The Washington Nationals have spent the past month-plus celebrating their World Series victory. It appears they notched another victory on Monday by agreeing to terms with World Series MVP Stephen Strasburg. Strasburg, 31, will receive seven years and $245 million, , giving him the richest pitching contact in history both in terms of overall money and average annual value. The Nationals announced the deal on Monday evening.
Strasburg opted out of his contract with four years and $100 million remaining after arguably the best season of his career. He posted a 138 ERA+ and 4.48 strikeout-to-walk ratio over 209 regular-season innings, then upshifted during the postseason. Strasburg made six appearances for the Nationals in October, five of them starts, and tallied 36 innings, a 1.98 ERA, and 43 more strikeouts than walks. He held the opposition to a .607 OPS against. With all that momentum behind him, it was no wonder Strasburg opted to take his chances -- and now, it's clear that decision has paid off.
"We are very excited to welcome Stephen Strasburg and his family back to the Washington Nationals," Nationals owner Mark Lerner said in a statement. "His tremendous talent, work ethic and leadership have been a staple of our organization since the day we selected him in the 2009 MLB Draft. We would not have won the 2019 World Series or accomplished everything we have these last 10 seasons if not for Stephen's many contributions."
Strasburg entered the winter ranked as our No. 3 free agent on the market. Here's what we wrote:
Strasburg, similarly, checks almost all of the boxes.

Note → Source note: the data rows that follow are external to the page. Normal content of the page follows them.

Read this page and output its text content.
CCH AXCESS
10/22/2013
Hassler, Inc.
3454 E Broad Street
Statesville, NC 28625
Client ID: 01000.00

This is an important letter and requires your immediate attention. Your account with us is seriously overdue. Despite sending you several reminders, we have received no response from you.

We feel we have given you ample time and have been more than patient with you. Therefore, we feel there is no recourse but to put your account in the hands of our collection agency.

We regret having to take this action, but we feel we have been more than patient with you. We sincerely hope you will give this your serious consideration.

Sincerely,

He has three plus-or-better offerings, including perhaps the best changeup in baseball, and has already adjusted to life at a lower velocity by leaning more on his curveball. The only way Strasburg falls short of Cole is durability -- he just recorded his first 200-plus inning season since 2014, having been limited to fewer than 180 innings in each of the interim four years
Here are four things to know about the biggest free-agent signing of the offseason (so far):
1. It's a record-breaking deal ...
Strasburg's contract is the most lucrative ever signed by a pitcher. Previously, David Price's $217 million deal with the Boston Red Sox had been the richest, while just three others -- Clayton Kershaw, Max Scherzer, and Zack Greinke -- had topped $200 million. Obviously Strasburg's deal comes with the caveat that he's unlikely to remain on top for long. Gerrit Cole is expected to sign for at least $245 million. We had Cole ranked above Strasburg due to durability and his age, so this should only help Cole ask for more coin.
2. ... that comes with an asterisk
The Nationals are notorious for including deferrals in their big-dollar contracts -- it's part of the reason why Bryce Harper sought out a new home last winter instead of accepting Washington's offer. Strasburg was evidently more willing to play ball, however, as more than $80 million will be deferred, per USA Today's Bob Nightengale. That lowers the present-day value of the deal.

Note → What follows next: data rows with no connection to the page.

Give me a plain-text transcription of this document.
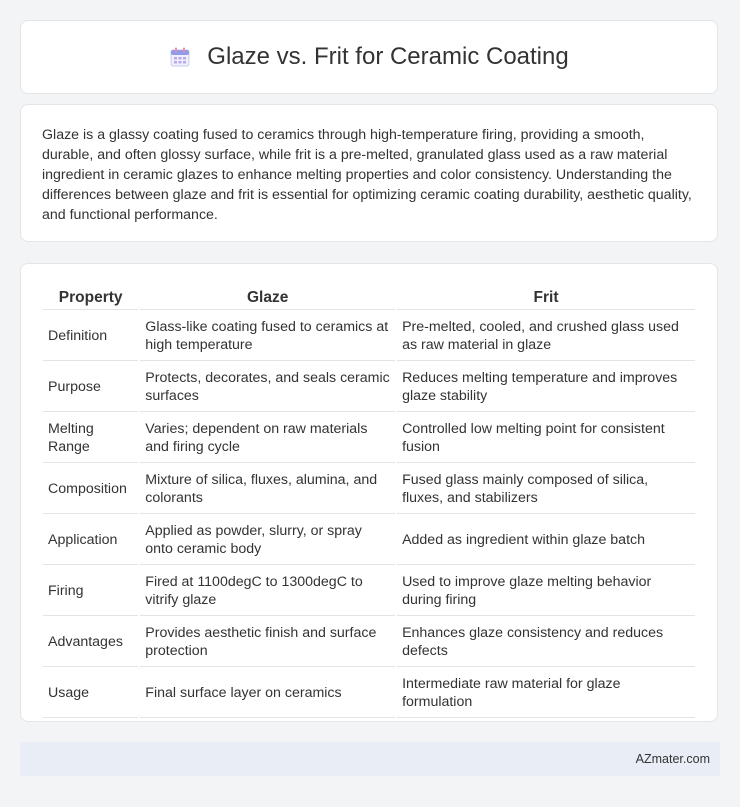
Glaze vs. Frit for Ceramic Coating
Glaze is a glassy coating fused to ceramics through high-temperature firing, providing a smooth, durable, and often glossy surface, while frit is a pre-melted, granulated glass used as a raw material ingredient in ceramic glazes to enhance melting properties and color consistency. Understanding the differences between glaze and frit is essential for optimizing ceramic coating durability, aesthetic quality, and functional performance.
Property	Glaze	Frit
Definition	Glass-like coating fused to ceramics at high temperature	Pre-melted, cooled, and crushed glass used as raw material in glaze
Purpose	Protects, decorates, and seals ceramic surfaces	Reduces melting temperature and improves glaze stability
Melting Range	Varies; dependent on raw materials and firing cycle	Controlled low melting point for consistent fusion
Composition	Mixture of silica, fluxes, alumina, and colorants	Fused glass mainly composed of silica, fluxes, and stabilizers
Application	Applied as powder, slurry, or spray onto ceramic body	Added as ingredient within glaze batch
Firing	Fired at 1100degC to 1300degC to vitrify glaze	Used to improve glaze melting behavior during firing
Advantages	Provides aesthetic finish and surface protection	Enhances glaze consistency and reduces defects
Usage	Final surface layer on ceramics	Intermediate raw material for glaze formulation
AZmater.com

3. What does this mean for Rendon?
League sources had already indicated to CBS Sports prior to Monday that third baseman Anthony Rendon was expected to sign elsewhere. The Texas Rangers and Los Angeles Dodgers, among others, are among his top potential suitors. As such, the Nationals will need to find a new third baseman between now and spring. That could be as easy as signing Josh Donaldson, who is considered the next-best alternative.

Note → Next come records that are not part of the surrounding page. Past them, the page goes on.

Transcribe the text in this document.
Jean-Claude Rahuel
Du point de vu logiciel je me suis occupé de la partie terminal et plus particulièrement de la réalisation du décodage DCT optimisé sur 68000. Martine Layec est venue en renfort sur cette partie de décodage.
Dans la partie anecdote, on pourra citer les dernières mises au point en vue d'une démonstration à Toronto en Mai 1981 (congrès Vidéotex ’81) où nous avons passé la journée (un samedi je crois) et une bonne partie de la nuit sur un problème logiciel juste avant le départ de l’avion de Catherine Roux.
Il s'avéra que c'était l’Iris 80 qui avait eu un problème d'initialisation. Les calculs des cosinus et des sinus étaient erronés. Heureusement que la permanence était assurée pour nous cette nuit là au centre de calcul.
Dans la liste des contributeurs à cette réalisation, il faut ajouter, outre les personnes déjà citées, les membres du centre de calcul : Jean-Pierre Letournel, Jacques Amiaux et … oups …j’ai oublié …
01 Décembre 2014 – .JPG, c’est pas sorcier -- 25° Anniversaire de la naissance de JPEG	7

4. The Nationals have more work to do
In addition to solving third base, the Nationals also need to address first base and/or second base, as well as their bullpen. The Nationals have already re-signed Howie Kendrick, and could ostensibly bring back Ryan Zimmerman and/or Asdrubal Cabrera. As for their relief situation, Washington signed minor-league free-agent Kyle Finnegan to a big-league deal this week. He was considered a coveted minor-league free agent thanks to his track record and fastball-splitter combination. Obviously the Nationals will make more additions to their bullpen over the coming months.